Le stratège souligne que ceci « a beaucoup aidé Stephen Harper », lui donnant « une couche supplémentaire de crédibilité ». En revanche, la piètre performance de son successeur, Andrew Scheer, au débat francophone de 2019 a plombé les chances des conservateurs partout au pays.

Selon M. Reid, si M. O’Toole n’a pas particulièrement bien fait à l’antenne de TVA, il n’a pas échoué. À ce titre, le chroniqueur du Globe and Mail Campbell Clark écrivait vendredi : « S’en sortir en un seul morceau était le principal. Et M.O’Toole l’a fait ».

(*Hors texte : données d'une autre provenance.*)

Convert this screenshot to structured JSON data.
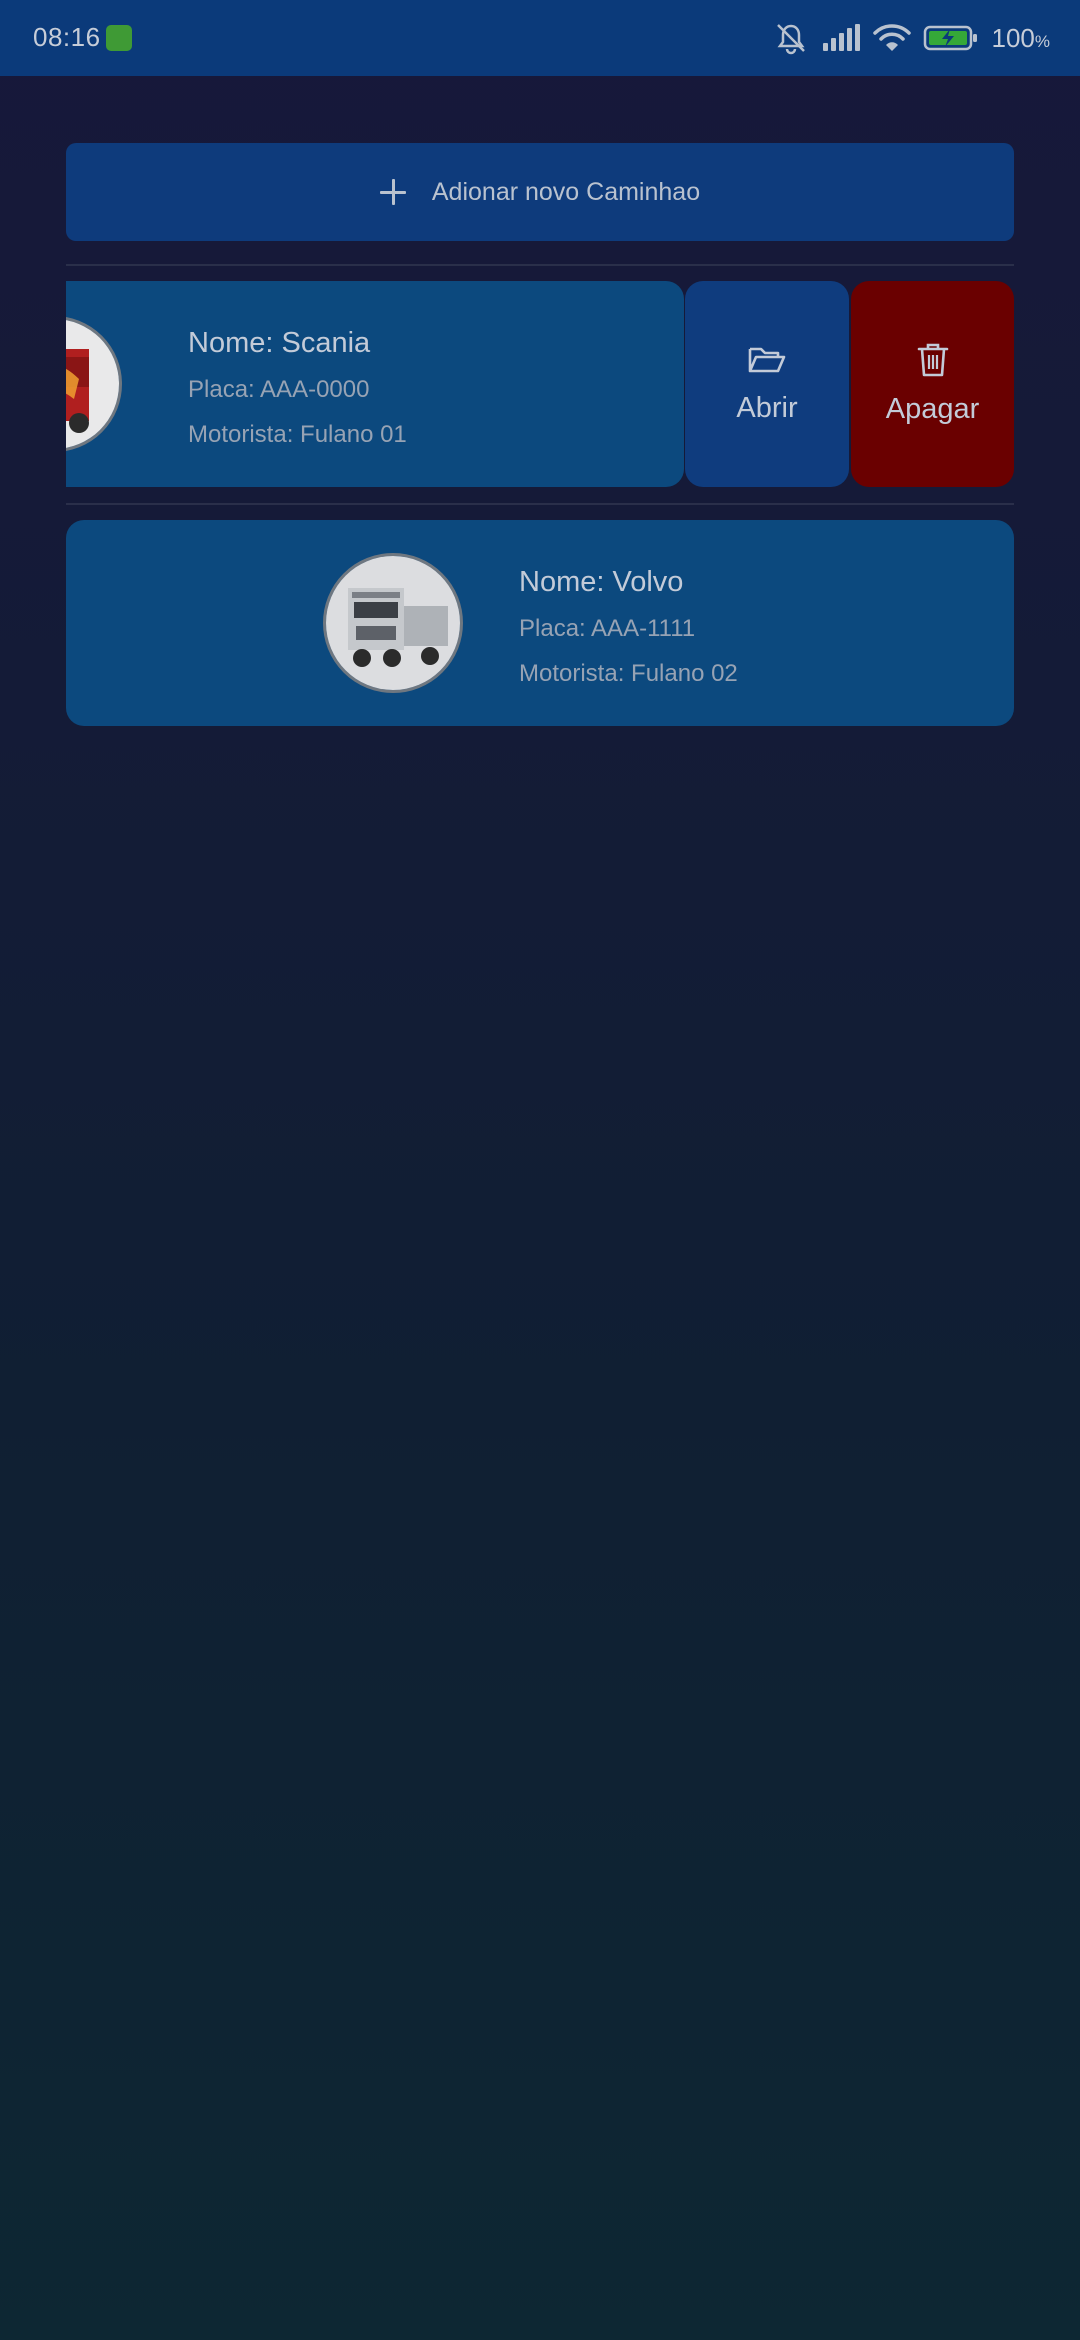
{
  "status_bar": {
    "time": "08:16",
    "battery_percent": "100",
    "battery_unit": "%"
  },
  "add_button": {
    "label": "Adionar novo Caminhao"
  },
  "trucks": [
    {
      "name": "Nome: Scania",
      "plate": "Placa: AAA-0000",
      "driver": "Motorista: Fulano 01",
      "image_color": "#b01f1f",
      "swiped": true
    },
    {
      "name": "Nome: Volvo",
      "plate": "Placa: AAA-1111",
      "driver": "Motorista: Fulano 02",
      "image_color": "#c9cdd2",
      "swiped": false
    }
  ],
  "row_actions": {
    "open_label": "Abrir",
    "delete_label": "Apagar",
    "open_icon": "folder-open-icon",
    "delete_icon": "trash-icon",
    "open_color": "#0f3c7e",
    "delete_color": "#6a0000"
  },
  "colors": {
    "status_bar": "#0b3a7a",
    "card": "#0c497e",
    "add_button": "#0e3b7c"
  }
}
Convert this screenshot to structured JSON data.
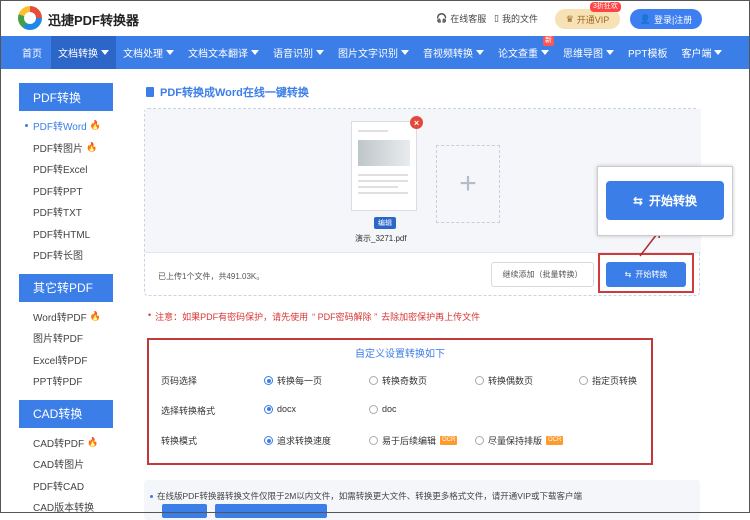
{
  "header": {
    "brand": "迅捷PDF转换器",
    "service": "在线客服",
    "my_files": "我的文件",
    "vip_tag": "3折狂欢",
    "vip": "开通VIP",
    "login": "登录|注册"
  },
  "nav": {
    "items": [
      {
        "label": "首页",
        "caret": false
      },
      {
        "label": "文档转换",
        "caret": true
      },
      {
        "label": "文档处理",
        "caret": true
      },
      {
        "label": "文档文本翻译",
        "caret": true
      },
      {
        "label": "语音识别",
        "caret": true
      },
      {
        "label": "图片文字识别",
        "caret": true
      },
      {
        "label": "音视频转换",
        "caret": true
      },
      {
        "label": "论文查重",
        "caret": true,
        "badge": "新"
      },
      {
        "label": "思维导图",
        "caret": true
      },
      {
        "label": "PPT模板",
        "caret": false
      },
      {
        "label": "客户端",
        "caret": true
      }
    ]
  },
  "sidebar": {
    "groups": [
      {
        "title": "PDF转换",
        "items": [
          {
            "label": "PDF转Word",
            "hot": true,
            "active": true
          },
          {
            "label": "PDF转图片",
            "hot": true
          },
          {
            "label": "PDF转Excel"
          },
          {
            "label": "PDF转PPT"
          },
          {
            "label": "PDF转TXT"
          },
          {
            "label": "PDF转HTML"
          },
          {
            "label": "PDF转长图"
          }
        ]
      },
      {
        "title": "其它转PDF",
        "items": [
          {
            "label": "Word转PDF",
            "hot": true
          },
          {
            "label": "图片转PDF"
          },
          {
            "label": "Excel转PDF"
          },
          {
            "label": "PPT转PDF"
          }
        ]
      },
      {
        "title": "CAD转换",
        "items": [
          {
            "label": "CAD转PDF",
            "hot": true
          },
          {
            "label": "CAD转图片"
          },
          {
            "label": "PDF转CAD"
          },
          {
            "label": "CAD版本转换"
          }
        ]
      }
    ]
  },
  "main": {
    "title": "PDF转换成Word在线一键转换",
    "file": {
      "edit": "编辑",
      "name": "演示_3271.pdf"
    },
    "add_symbol": "+",
    "upload_info": "已上传1个文件，共491.03K。",
    "continue_btn": "继续添加（批量转换）",
    "start_btn": "开始转换",
    "zoom_btn": "开始转换",
    "notice": {
      "prefix": "注意：如果PDF有密码保护，请先使用",
      "link": "“ PDF密码解除 ”",
      "suffix": "去除加密保护再上传文件"
    },
    "settings": {
      "title": "自定义设置转换如下",
      "rows": [
        {
          "label": "页码选择",
          "options": [
            {
              "text": "转换每一页",
              "selected": true
            },
            {
              "text": "转换奇数页",
              "selected": false
            },
            {
              "text": "转换偶数页",
              "selected": false
            },
            {
              "text": "指定页转换",
              "selected": false
            }
          ]
        },
        {
          "label": "选择转换格式",
          "options": [
            {
              "text": "docx",
              "selected": true
            },
            {
              "text": "doc",
              "selected": false
            }
          ]
        },
        {
          "label": "转换模式",
          "options": [
            {
              "text": "追求转换速度",
              "selected": true
            },
            {
              "text": "易于后续编辑",
              "selected": false,
              "ocr": "OCR"
            },
            {
              "text": "尽量保持排版",
              "selected": false,
              "ocr": "OCR"
            }
          ]
        }
      ]
    },
    "bottom_text": "在线版PDF转换器转换文件仅限于2M以内文件，如需转换更大文件、转换更多格式文件，请开通VIP或下载客户端"
  },
  "colors": {
    "primary": "#3c7ee8",
    "nav_active": "#2c66c8",
    "alert": "#d83535",
    "ocr": "#ff9a2e"
  }
}
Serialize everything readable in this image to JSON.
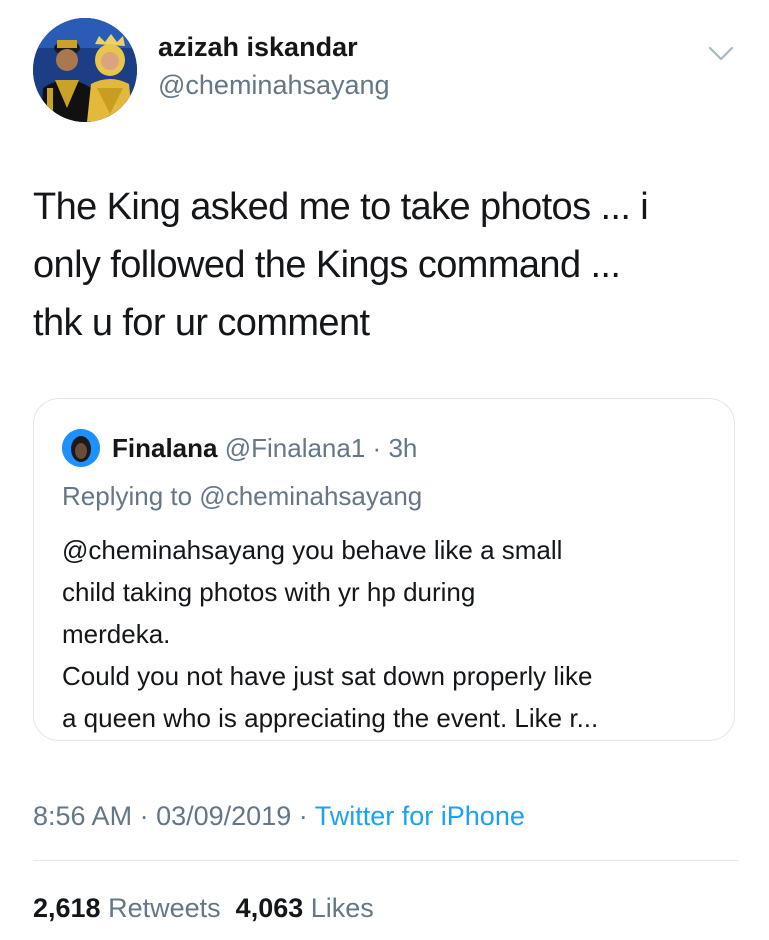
{
  "author": {
    "display_name": "azizah iskandar",
    "handle": "@cheminahsayang"
  },
  "tweet": {
    "lines": [
      "The King asked me to take photos ... i",
      "only followed the Kings command ...",
      "thk u for ur comment"
    ]
  },
  "quoted": {
    "display_name": "Finalana",
    "handle": "@Finalana1",
    "separator": "·",
    "time": "3h",
    "replying_to": "Replying to @cheminahsayang",
    "lines": [
      "@cheminahsayang  you behave like a small",
      "child taking photos with yr hp during",
      "merdeka.",
      "Could you not have just sat down properly like",
      "a queen who is appreciating the event. Like r..."
    ]
  },
  "meta": {
    "time": "8:56 AM",
    "separator": "·",
    "date": "03/09/2019",
    "source": "Twitter for iPhone"
  },
  "stats": {
    "retweets_count": "2,618",
    "retweets_label": "Retweets",
    "likes_count": "4,063",
    "likes_label": "Likes"
  },
  "icons": {
    "more": "chevron-down-icon"
  },
  "colors": {
    "text": "#14171a",
    "secondary": "#657786",
    "link": "#1da1f2",
    "border": "#e1e8ed"
  }
}
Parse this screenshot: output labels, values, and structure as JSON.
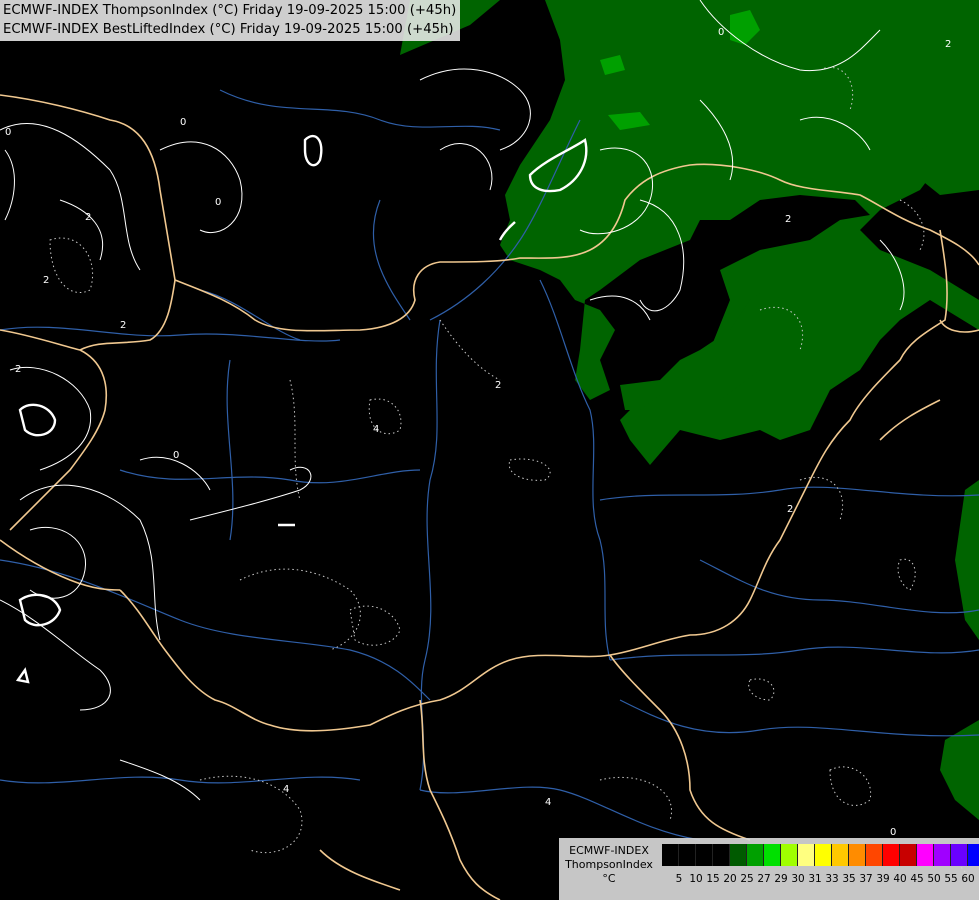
{
  "title": {
    "line1": "ECMWF-INDEX ThompsonIndex (°C) Friday 19-09-2025 15:00 (+45h)",
    "line2": "ECMWF-INDEX BestLiftedIndex (°C) Friday 19-09-2025 15:00 (+45h)"
  },
  "map": {
    "background": "#000000",
    "region_fill_color": "#006400",
    "region_fill_light": "#00a000",
    "border_color": "#f0c890",
    "river_color": "#2f5fa8",
    "contour_color": "#ffffff",
    "contour_labels": [
      "0",
      "0",
      "0",
      "2",
      "2",
      "2",
      "2",
      "4",
      "2",
      "0",
      "2",
      "4",
      "2",
      "4",
      "2",
      "0",
      "0"
    ]
  },
  "legend": {
    "model": "ECMWF-INDEX",
    "parameter": "ThompsonIndex",
    "unit": "°C",
    "ticks": [
      "5",
      "10",
      "15",
      "20",
      "25",
      "27",
      "29",
      "30",
      "31",
      "33",
      "35",
      "37",
      "39",
      "40",
      "45",
      "50",
      "55",
      "60"
    ],
    "colors": [
      "#000000",
      "#000000",
      "#000000",
      "#000000",
      "#005a00",
      "#00a000",
      "#00e000",
      "#a0ff00",
      "#ffff80",
      "#ffff00",
      "#ffc800",
      "#ff8c00",
      "#ff4600",
      "#ff0000",
      "#c80000",
      "#ff00ff",
      "#a000ff",
      "#6a00ff",
      "#0000ff"
    ]
  }
}
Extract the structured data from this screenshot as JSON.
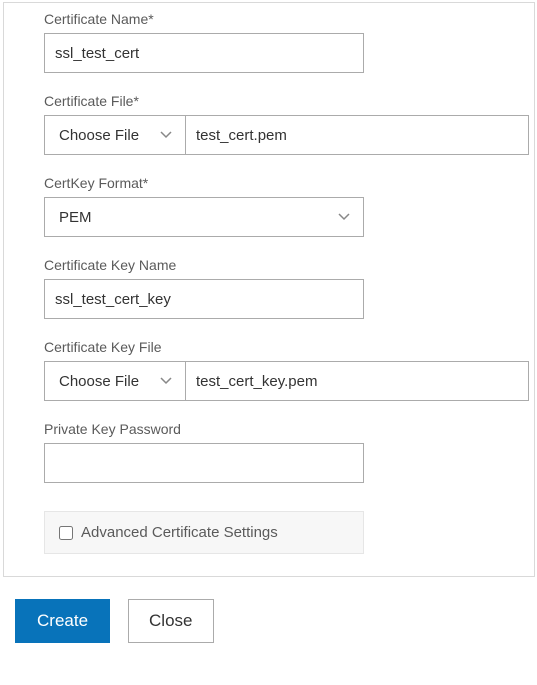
{
  "form": {
    "cert_name": {
      "label": "Certificate Name*",
      "value": "ssl_test_cert"
    },
    "cert_file": {
      "label": "Certificate File*",
      "choose_label": "Choose File",
      "file_name": "test_cert.pem"
    },
    "certkey_format": {
      "label": "CertKey Format*",
      "selected": "PEM"
    },
    "cert_key_name": {
      "label": "Certificate Key Name",
      "value": "ssl_test_cert_key"
    },
    "cert_key_file": {
      "label": "Certificate Key File",
      "choose_label": "Choose File",
      "file_name": "test_cert_key.pem"
    },
    "private_key_password": {
      "label": "Private Key Password",
      "value": ""
    },
    "advanced_settings_label": "Advanced Certificate Settings"
  },
  "buttons": {
    "create": "Create",
    "close": "Close"
  }
}
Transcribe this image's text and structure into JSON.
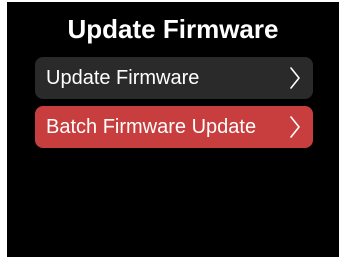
{
  "screen": {
    "title": "Update Firmware",
    "background": "#000000"
  },
  "menu": {
    "items": [
      {
        "label": "Update Firmware",
        "icon": "chevron-right-icon",
        "selected": false,
        "color": "#2a2a2a"
      },
      {
        "label": "Batch Firmware Update",
        "icon": "chevron-right-icon",
        "selected": true,
        "color": "#c83e3e"
      }
    ]
  }
}
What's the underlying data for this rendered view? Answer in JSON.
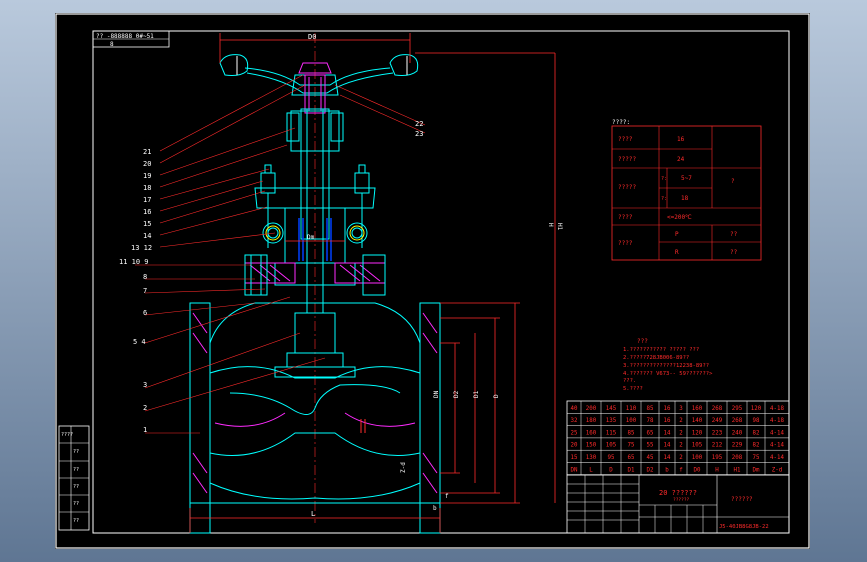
{
  "stamp": {
    "line1": "?? -888888 0#~51",
    "line2": "8"
  },
  "dims": {
    "top": "D0",
    "height": "H",
    "height_alt": "H1",
    "dm": "Dm",
    "d": "DN",
    "d1": "D1",
    "d2": "D2",
    "d_outer": "D",
    "length": "L",
    "flange": "f",
    "bolt": "Z-d",
    "b": "b"
  },
  "callouts": [
    "21",
    "20",
    "19",
    "18",
    "17",
    "16",
    "15",
    "14",
    "13 12",
    "11 10  9",
    "8",
    "7",
    "6",
    "5  4",
    "3",
    "2",
    "1",
    "22",
    "23"
  ],
  "spec_table": {
    "title": "????:",
    "rows": [
      {
        "label": "????",
        "value": "16"
      },
      {
        "label": "?????",
        "value": "24"
      },
      {
        "label": "?????",
        "sub1": "?:",
        "val1": "5~7",
        "sub2": "?:",
        "val2": "18",
        "side": "?"
      },
      {
        "label": "????",
        "value": "<=200℃"
      },
      {
        "label": "????",
        "sub1": "P",
        "val1": "??",
        "sub2": "R",
        "val2": "??"
      }
    ]
  },
  "notes": {
    "title": "???",
    "lines": [
      "1.???????????  ?????  ???",
      "2.?????728JB006-89??",
      "3.??????????????12238-89??",
      "4.??????? V673-- 59???????>",
      "   ???.",
      "5.????"
    ]
  },
  "dim_table": {
    "rows": [
      [
        "40",
        "200",
        "145",
        "110",
        "85",
        "16",
        "3",
        "160",
        "268",
        "295",
        "120",
        "4-18"
      ],
      [
        "32",
        "180",
        "135",
        "100",
        "78",
        "16",
        "2",
        "140",
        "249",
        "268",
        "98",
        "4-18"
      ],
      [
        "25",
        "160",
        "115",
        "85",
        "65",
        "14",
        "2",
        "120",
        "223",
        "240",
        "82",
        "4-14"
      ],
      [
        "20",
        "150",
        "105",
        "75",
        "55",
        "14",
        "2",
        "105",
        "212",
        "229",
        "82",
        "4-14"
      ],
      [
        "15",
        "130",
        "95",
        "65",
        "45",
        "14",
        "2",
        "100",
        "195",
        "208",
        "75",
        "4-14"
      ]
    ],
    "header": [
      "DN",
      "L",
      "D",
      "D1",
      "D2",
      "b",
      "f",
      "D0",
      "H",
      "H1",
      "Dm",
      "Z-d"
    ]
  },
  "title_block": {
    "material": "20 ??????",
    "material_sub": "??????",
    "name": "??????",
    "code": "J5-40JB8G8JB-22"
  },
  "left_strip": [
    "????",
    "??",
    "??",
    "??",
    "??",
    "??"
  ]
}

Le reste du Canada attend donc de voir comment l’électorat québécois réagira : « si M. O’Toole montre qu’il a un momentum au Québec, cela pourrait résonner ailleurs au pays », dit M. Reid.

Premier au Canada d’après les sondages, juste devant les libéraux, le Parti conservateur était cependant troisième au Québec avant le débat de jeudi soir.

Il était néanmoins le seul à progresser d’après un sondage Léger-Le Journal-TVA (+5 % PCC, -1 % Bloc et -8 % PLC).

Armes à feu

Justin Trudeau a cependant touché une corde sensible en attaquant son adversaire sur l’enjeu du contrôle des armes à feu, note M. Reid.

La question était sur toutes les lèvres vendredi à l’antenne des radios anglophones du pays, en particulier à Toronto où sévit une vague de violence armée.

« M. O’Toole propose de ramener les armes d’assaut dans ce pays, il va ramener le fusil de Polytechnique [...] c’est écrit à la page 90 de [sa] plateforme », a lancé M.Trudeau à TVA.

« On va maintenir une interdiction des armes d’assaut », a répliqué M.O’Toole, alors que sa plateforme électorale propose bel et bien en page 96 d’« abolir le projet de loi C-71 et le décret de mai 2020 ». Le projet de loi C-71, adopté en 2019, resserre les restrictions pour obtenir un permis d’armes à feu. Le décret de mai 2020, lui, interdit la possession de neuf types « d’armes à feu de style armes d’assaut », dont le Ruger Mini-14 utilisé dans la tuerie de Polytechnique.